Project Summary/Abstract Surfactant deficiency in preterm infants causes the neonatal respiratory distress syndrome (NRDS). NRDS directly causes mortality and morbidity. NRDS also increases the risk of intraventricular hemorrhage, bronchopulmonary dysplasia, and nosocomial infections. The burden of NRDS has been conservatively estimated at 1% of all live births, or 1.4 million neonates globally, with a reported case fatality for untreated NRDS of 57 to 89% in low- and middle-income countries. Although animal-derived surfactants for treating NRDS developed in the 1980s greatly decreased preterm infant morbidity and mortality, fewer than one-third of premature infants receive surfactant treatment (based on surfactant sales). Cost constraints and lack of supply are primary factors for why the remaining two-thirds are not treated. To help fill this need, Molecular Express, Inc. proposes to complete the late stage development and preclinical activities for ME-101, an investigational lung surfactant comprised of the Super Mini-B peptide, which mimics Surfactant Protein B, the protein component primarily responsible for lung surfactant activity, as well as the three-major lipids of natural human lung surfactant.

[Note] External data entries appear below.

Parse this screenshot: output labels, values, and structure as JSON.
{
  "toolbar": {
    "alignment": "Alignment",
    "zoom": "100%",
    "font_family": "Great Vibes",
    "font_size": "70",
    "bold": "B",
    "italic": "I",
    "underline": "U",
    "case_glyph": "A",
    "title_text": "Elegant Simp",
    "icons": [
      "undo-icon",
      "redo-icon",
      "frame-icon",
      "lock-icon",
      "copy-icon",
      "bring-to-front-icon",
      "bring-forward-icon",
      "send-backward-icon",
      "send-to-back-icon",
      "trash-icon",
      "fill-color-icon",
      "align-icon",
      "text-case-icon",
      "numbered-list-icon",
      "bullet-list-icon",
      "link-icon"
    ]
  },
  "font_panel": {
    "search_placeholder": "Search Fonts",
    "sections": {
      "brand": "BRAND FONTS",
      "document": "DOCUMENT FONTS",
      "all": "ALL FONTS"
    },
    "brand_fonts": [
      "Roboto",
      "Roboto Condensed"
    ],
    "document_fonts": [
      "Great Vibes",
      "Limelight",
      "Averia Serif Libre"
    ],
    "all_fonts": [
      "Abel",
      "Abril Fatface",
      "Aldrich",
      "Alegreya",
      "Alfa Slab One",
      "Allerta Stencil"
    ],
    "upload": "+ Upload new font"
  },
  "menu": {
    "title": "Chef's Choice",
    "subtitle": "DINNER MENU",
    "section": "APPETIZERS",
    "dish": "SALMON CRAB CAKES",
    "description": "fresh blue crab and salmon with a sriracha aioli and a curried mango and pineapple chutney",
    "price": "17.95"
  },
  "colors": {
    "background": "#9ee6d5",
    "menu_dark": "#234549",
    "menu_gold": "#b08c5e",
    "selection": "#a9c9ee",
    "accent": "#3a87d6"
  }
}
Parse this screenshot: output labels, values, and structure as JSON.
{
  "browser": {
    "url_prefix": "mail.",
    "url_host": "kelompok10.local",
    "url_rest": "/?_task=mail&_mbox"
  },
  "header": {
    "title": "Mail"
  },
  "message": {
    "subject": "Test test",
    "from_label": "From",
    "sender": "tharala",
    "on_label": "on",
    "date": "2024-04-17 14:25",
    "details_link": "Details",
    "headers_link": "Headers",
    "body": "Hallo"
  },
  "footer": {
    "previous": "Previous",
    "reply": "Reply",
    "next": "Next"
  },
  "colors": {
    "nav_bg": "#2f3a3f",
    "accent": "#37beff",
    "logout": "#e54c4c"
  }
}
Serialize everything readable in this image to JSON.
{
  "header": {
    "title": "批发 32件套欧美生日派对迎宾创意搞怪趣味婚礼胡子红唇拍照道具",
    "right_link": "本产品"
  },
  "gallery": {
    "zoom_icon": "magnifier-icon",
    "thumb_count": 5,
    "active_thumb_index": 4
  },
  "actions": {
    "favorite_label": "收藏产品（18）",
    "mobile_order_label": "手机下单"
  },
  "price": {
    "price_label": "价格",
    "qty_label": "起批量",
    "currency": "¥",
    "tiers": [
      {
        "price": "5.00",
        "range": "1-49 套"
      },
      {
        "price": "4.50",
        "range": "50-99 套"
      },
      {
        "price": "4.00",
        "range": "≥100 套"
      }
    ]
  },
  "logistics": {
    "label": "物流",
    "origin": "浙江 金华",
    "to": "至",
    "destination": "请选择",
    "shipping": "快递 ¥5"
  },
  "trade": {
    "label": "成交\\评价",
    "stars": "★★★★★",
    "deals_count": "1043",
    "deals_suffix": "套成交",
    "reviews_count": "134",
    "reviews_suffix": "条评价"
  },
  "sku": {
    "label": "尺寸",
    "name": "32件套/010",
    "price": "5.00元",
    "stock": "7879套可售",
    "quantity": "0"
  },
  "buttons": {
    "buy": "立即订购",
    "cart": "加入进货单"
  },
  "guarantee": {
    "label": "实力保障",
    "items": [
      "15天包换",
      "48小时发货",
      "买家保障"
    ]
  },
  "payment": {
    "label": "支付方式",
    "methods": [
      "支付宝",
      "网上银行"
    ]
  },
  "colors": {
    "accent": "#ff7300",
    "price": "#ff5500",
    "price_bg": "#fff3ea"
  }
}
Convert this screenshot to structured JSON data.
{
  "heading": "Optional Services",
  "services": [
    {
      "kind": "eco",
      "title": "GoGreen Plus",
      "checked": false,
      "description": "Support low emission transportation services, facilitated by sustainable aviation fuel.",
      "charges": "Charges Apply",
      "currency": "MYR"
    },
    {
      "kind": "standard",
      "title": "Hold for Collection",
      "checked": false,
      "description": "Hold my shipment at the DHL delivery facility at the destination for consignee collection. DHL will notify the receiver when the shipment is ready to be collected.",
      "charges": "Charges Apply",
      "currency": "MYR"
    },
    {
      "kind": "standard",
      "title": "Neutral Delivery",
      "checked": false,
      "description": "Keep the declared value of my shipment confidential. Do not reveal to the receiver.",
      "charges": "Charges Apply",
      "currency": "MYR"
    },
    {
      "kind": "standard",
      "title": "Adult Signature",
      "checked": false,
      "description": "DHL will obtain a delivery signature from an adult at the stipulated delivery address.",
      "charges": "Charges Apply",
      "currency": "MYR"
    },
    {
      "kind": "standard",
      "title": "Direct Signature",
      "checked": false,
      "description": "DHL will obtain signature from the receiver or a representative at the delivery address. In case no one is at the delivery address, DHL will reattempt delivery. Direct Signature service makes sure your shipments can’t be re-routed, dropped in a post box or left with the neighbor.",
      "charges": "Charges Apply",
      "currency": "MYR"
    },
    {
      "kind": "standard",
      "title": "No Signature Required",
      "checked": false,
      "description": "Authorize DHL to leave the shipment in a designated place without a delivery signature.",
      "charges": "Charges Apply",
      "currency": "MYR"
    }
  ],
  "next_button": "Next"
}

ME-101 is a fully synthetic lung surfactant - i.e., it is not limited by supply as is the case with animal derived products and has significant advantages in being well-defined with consistent activity, product uniformity, and economy of manufacturing over currently marketed animal and synthetic lung surfactants. The primary Aims of this Direct-to-Phase II SBIR application are to establish a commercially viable process for manufacturing and quality control of ME-101, implement a quality management system, produce and release a cGMP lot of ME- 101, perform IND enabling activities, and organize, schedule and conduct a Pre-IND meeting with the FDA to gain final alignment on the clinical studies to demonstrate safety, tolerability, and efficacy. Successful execution of these Aims will advance the development of a synthetic lung surfactant with commercial attractiveness due to advantages over other synthetic surfactants in activity and manufacturing economy. Reduced cost to consumers can potentially translate into broadened surfactant treatment of NRDS and potentially other indications for use thus exerting a significant impact on improving global public health.

项目概要/摘要 早产儿表面活性剂缺乏会导致新生儿呼吸窘迫综合征（NRDS）。 NRDS 直接导致死亡和发病。 NRDS 还会增加脑室内出血的风险， 支气管肺发育不良和医院感染。 NRDS 的负担一直保守 据估计，全球有 140 万新生儿因未经治疗的 NRDS 死亡，占所有活产的 1% 低收入和中等收入国家的这一比例为 57% 至 89%。尽管动物源性表面活性剂可用于治疗 NRDS 20世纪80年代开发的技术大大降低了早产儿的发病率和死亡率，不到三分之一 早产儿接受表面活性剂治疗（基于表面活性剂销售情况）。成本限制和供应不足 是其余三分之二未得到治疗的主要原因。为了帮助满足这一需求，分子快递， Inc.提议完成ME-101的后期开发和临床前活动，ME-101是一种研究性药物 肺表面活性剂由 Super Mini-B 肽组成，模拟表面活性剂蛋白 B（蛋白质成分） 主要负责肺表面活性物质活性，以及​​天然人肺的三大脂质 表面活性剂。 ME-101 是一种全合成肺表面活性剂 - 即，它不像动物那样受到供应限制 衍生产品，并具有明确的显着优势，具有一致的活性、产品均匀性、 与目前市场上销售的动物和合成肺表面活性剂相比，其制造经济性和经济性。主要目标 该直接进入第二阶段 SBIR 应用的目的是建立一个商业上可行的制造和 ME-101的质量控制，实施质量管理体系，生产并发布cGMP批次的ME- 101，执行 IND 授权活动，并与 FDA 组织、安排和举行 IND 前会议， 获得临床研究的最终一致性，以证明安全性、耐受性和有效性。执行成功 这些目标将促进具有商业吸引力的合成肺表面活性剂的开发，因为 在活性和制造经济性方面优于其他合成表面活性剂。降低消费者成本 可以潜在地转化为扩大 NRDS 的表面活性剂治疗以及潜在的其他使用适应症 从而对改善全球公共卫生产生重大影响。